Jacobi identities for Wronskian determinants over multidimension
Arthemy V. Kiselev
TL;DR
The paper addresses extending Wronskian determinants to functions of $d$ variables and establishing their Jacobi-type identities within strongly homotopy Lie algebras. It defines complete and incomplete multidimensional Wronskians $W^{d\geq1}_{k\geq1}$ with $N=\binom{d+k}{d}$ and proves that the Jacobi relations $W^{d\geq1}_{k,out}[W^{d\geq1}_{\ell,in}]=0$ hold under a completeness condition for first-order derivatives, generalizing known 1D results to higher dimensions. It also analyzes incomplete cases, provides precise admissibility criteria, and presents counterexamples to show necessity of the completeness assumption, while outlining open problems about the integral structure of the deformed algebra generated by these Wronskians.
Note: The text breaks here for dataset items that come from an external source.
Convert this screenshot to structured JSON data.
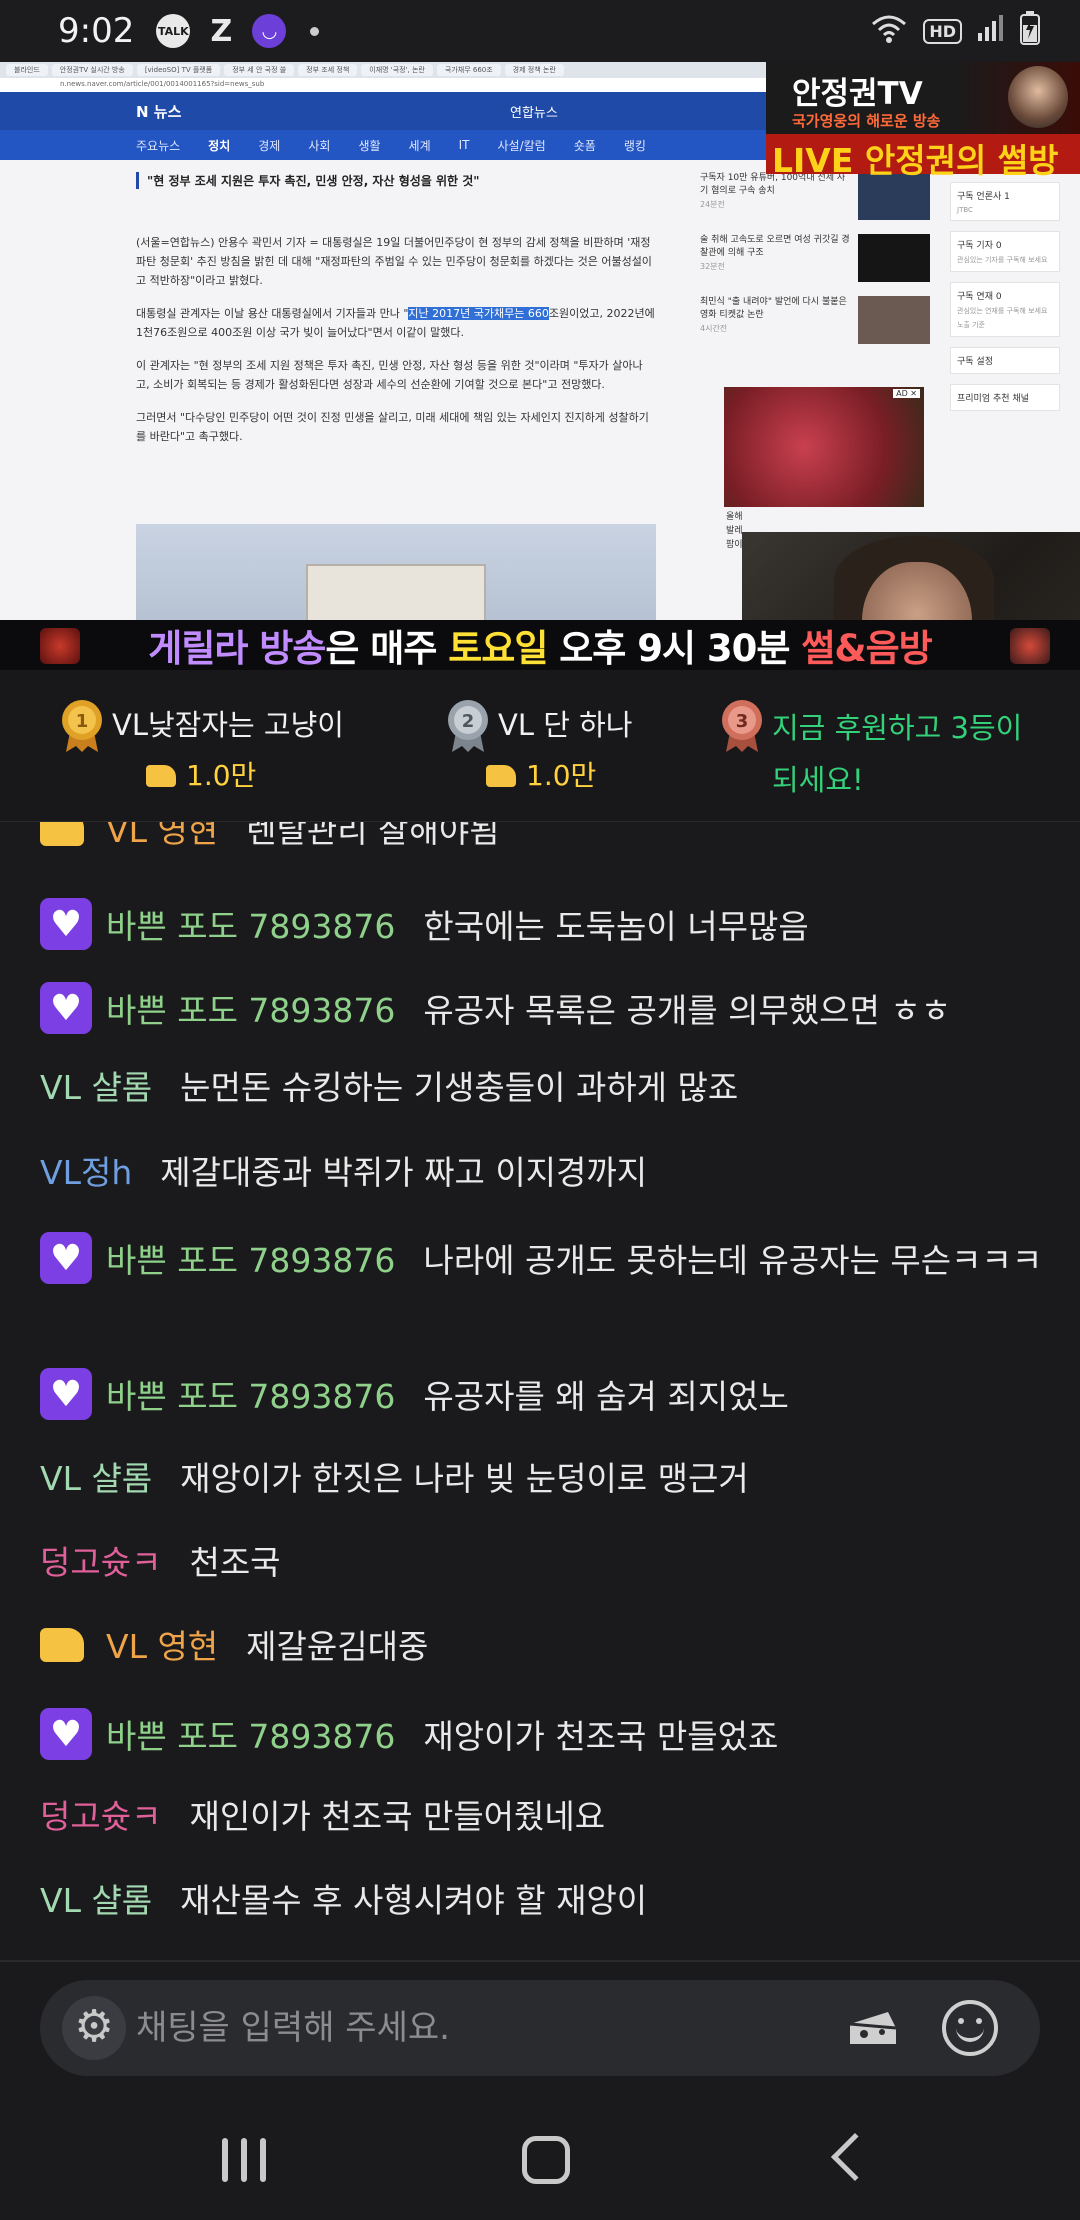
{
  "status_bar": {
    "time": "9:02",
    "icons": [
      "talk-icon",
      "z-icon",
      "channel-icon",
      "dot-icon",
      "wifi-icon",
      "hd-icon",
      "signal-icon",
      "battery-icon"
    ],
    "talk": "TALK",
    "hd": "HD"
  },
  "stream_overlay": {
    "channel_title": "안정권TV",
    "channel_sub": "국가영웅의 해로운 방송",
    "live_label": "LIVE 안정권의 썰방",
    "banner": {
      "part1": "게릴라 방송",
      "part2": "은 매주 ",
      "part3": "토요일",
      "part4": " 오후 9시 30분 ",
      "part5": "썰&음방"
    }
  },
  "browser": {
    "tabs": [
      "블라인드",
      "안정권TV 실시간 방송",
      "[videoSO] TV 플랫폼",
      "정부 세 안 국정 쏠",
      "정부 조세 정책",
      "이재명 '국정', 논란",
      "국가채무 660조",
      "경제 정책 논란"
    ],
    "url": "n.news.naver.com/article/001/0014001165?sid=news_sub"
  },
  "news": {
    "logo": "N 뉴스",
    "source": "연합뉴스",
    "nav": [
      "주요뉴스",
      "정치",
      "경제",
      "사회",
      "생활",
      "세계",
      "IT",
      "사설/칼럼",
      "숏폼",
      "랭킹"
    ],
    "headline": "\"현 정부 조세 지원은 투자 촉진, 민생 안정, 자산 형성을 위한 것\"",
    "p1": "(서울=연합뉴스) 안용수 곽민서 기자 = 대통령실은 19일 더불어민주당이 현 정부의 감세 정책을 비판하며 '재정파탄 청문회' 추진 방침을 밝힌 데 대해 \"재정파탄의 주범일 수 있는 민주당이 청문회를 하겠다는 것은 어불성설이고 적반하장\"이라고 밝혔다.",
    "p2_before": "대통령실 관계자는 이날 용산 대통령실에서 기자들과 만나 \"",
    "p2_highlight": "지난 2017년 국가채무는 660",
    "p2_after": "조원이었고, 2022년에 1천76조원으로 400조원 이상 국가 빚이 늘어났다\"면서 이같이 말했다.",
    "p3": "이 관계자는 \"현 정부의 조세 지원 정책은 투자 촉진, 민생 안정, 자산 형성 등을 위한 것\"이라며 \"투자가 살아나고, 소비가 회복되는 등 경제가 활성화된다면 성장과 세수의 선순환에 기여할 것으로 본다\"고 전망했다.",
    "p4": "그러면서 \"다수당인 민주당이 어떤 것이 진정 민생을 살리고, 미래 세대에 책임 있는 자세인지 진지하게 성찰하기를 바란다\"고 촉구했다.",
    "side_items": [
      {
        "text": "구독자 10만 유튜버, 100억대 전세 사기 혐의로 구속 송치",
        "time": "24분전"
      },
      {
        "text": "술 취해 고속도로 오르면 여성 귀갓길 경찰관에 의해 구조",
        "time": "32분전"
      },
      {
        "text": "최민식 \"출 내려야\" 발언에 다시 불붙은 영화 티켓값 논란",
        "time": "4시간전"
      }
    ],
    "ad_tag": "AD ✕",
    "ad_caption_1": "올해",
    "ad_caption_2": "발레",
    "ad_caption_3": "팜이",
    "subscribe": [
      {
        "title": "구독 언론사 1",
        "sub": "JTBC"
      },
      {
        "title": "구독 기자 0",
        "sub": "관심있는 기자를 구독해 보세요"
      },
      {
        "title": "구독 연재 0",
        "sub": "관심있는 연재를 구독해 보세요"
      },
      {
        "title": "구독 설정",
        "sub": ""
      },
      {
        "title": "프리미엄 추천 채널",
        "sub": ""
      }
    ],
    "noti": "노출 기준"
  },
  "ranking": [
    {
      "rank": "1",
      "name": "VL낮잠자는 고냥이",
      "amount": "1.0만",
      "medal_color": "#e0a226"
    },
    {
      "rank": "2",
      "name": "VL 단 하나",
      "amount": "1.0만",
      "medal_color": "#9aa3ab"
    },
    {
      "rank": "3",
      "name_line1": "지금 후원하고 3등이",
      "name_line2": "되세요!",
      "medal_color": "#d0705c"
    }
  ],
  "chat": [
    {
      "nick": "VL 영현",
      "nick_color": "#f0a449",
      "badge": "cheese",
      "text": "렌탈관리 잘해야됨"
    },
    {
      "nick": "바쁜 포도 7893876",
      "nick_color": "#8fd08a",
      "badge": "sub",
      "text": "한국에는 도둑놈이 너무많음"
    },
    {
      "nick": "바쁜 포도 7893876",
      "nick_color": "#8fd08a",
      "badge": "sub",
      "text": "유공자 목록은 공개를 의무했으면 ㅎㅎ"
    },
    {
      "nick": "VL 샬롬",
      "nick_color": "#a3d9b1",
      "badge": "",
      "text": "눈먼돈 슈킹하는 기생충들이 과하게 많죠"
    },
    {
      "nick": "VL정h",
      "nick_color": "#6f9fe0",
      "badge": "",
      "text": "제갈대중과 박쥐가 짜고 이지경까지"
    },
    {
      "nick": "바쁜 포도 7893876",
      "nick_color": "#8fd08a",
      "badge": "sub",
      "text": "나라에 공개도 못하는데 유공자는 무슨ㅋㅋㅋ"
    },
    {
      "nick": "바쁜 포도 7893876",
      "nick_color": "#8fd08a",
      "badge": "sub",
      "text": "유공자를 왜 숨겨 죄지었노"
    },
    {
      "nick": "VL 샬롬",
      "nick_color": "#a3d9b1",
      "badge": "",
      "text": "재앙이가 한짓은 나라 빚 눈덩이로 맹근거"
    },
    {
      "nick": "덩고슛ㅋ",
      "nick_color": "#e0609a",
      "badge": "",
      "text": "천조국"
    },
    {
      "nick": "VL 영현",
      "nick_color": "#f0a449",
      "badge": "cheese",
      "text": "제갈윤김대중"
    },
    {
      "nick": "바쁜 포도 7893876",
      "nick_color": "#8fd08a",
      "badge": "sub",
      "text": "재앙이가 천조국 만들었죠"
    },
    {
      "nick": "덩고슛ㅋ",
      "nick_color": "#e0609a",
      "badge": "",
      "text": "재인이가 천조국 만들어줬네요"
    },
    {
      "nick": "VL 샬롬",
      "nick_color": "#a3d9b1",
      "badge": "",
      "text": "재산몰수 후 사형시켜야 할 재앙이"
    }
  ],
  "input": {
    "placeholder": "채팅을 입력해 주세요.",
    "value": ""
  },
  "colors": {
    "background": "#1a1a1c",
    "accent_purple": "#7b3fe4",
    "cheese": "#f5c242",
    "rank_text": "#33d17a"
  }
}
Overall, the work connects multidimensional Wronskians, jet-space derivatives, and strongly homotopy Lie algebra deformations, contributing a structured algebraic framework for higher-dimensional linear independence phenomena and symmetry analysis.
Abstract
The generalised Wronskian of differential order $k\geqslant 1$ for $N$ functions $f_1$, $\ldots$, $f_N$ in $d\geqslant 1$ independent variables $x^1$, $\ldots$, $x^d$ is the determinant of the matrix with these functions' derivatives $\partial^{|σ_i|} f_j / \partial (x^1)^{σ_i^1}\cdots \partial (x^d)^{σ_i^d}$ (of orders $0 \leqslant |σ_i| \leqslant k$), where the multi-indices $σ_i$ mark (all or part of) fibre variables $u_{σ_i}$ in the $k$th jet space $J^k\bigl(\mathbb{R}^d\to\mathbb{R}\bigr)$. We prove that these (in)complete Wronskians -- provided that their lowest-order parts are complete at differential orders $\ell\leqslant 1$ -- over the $d$-dimensional base satisfy the table of bi-linear, Jacobi-type identities for Schlessinger--Stasheff's strongly homotopy Lie algebras.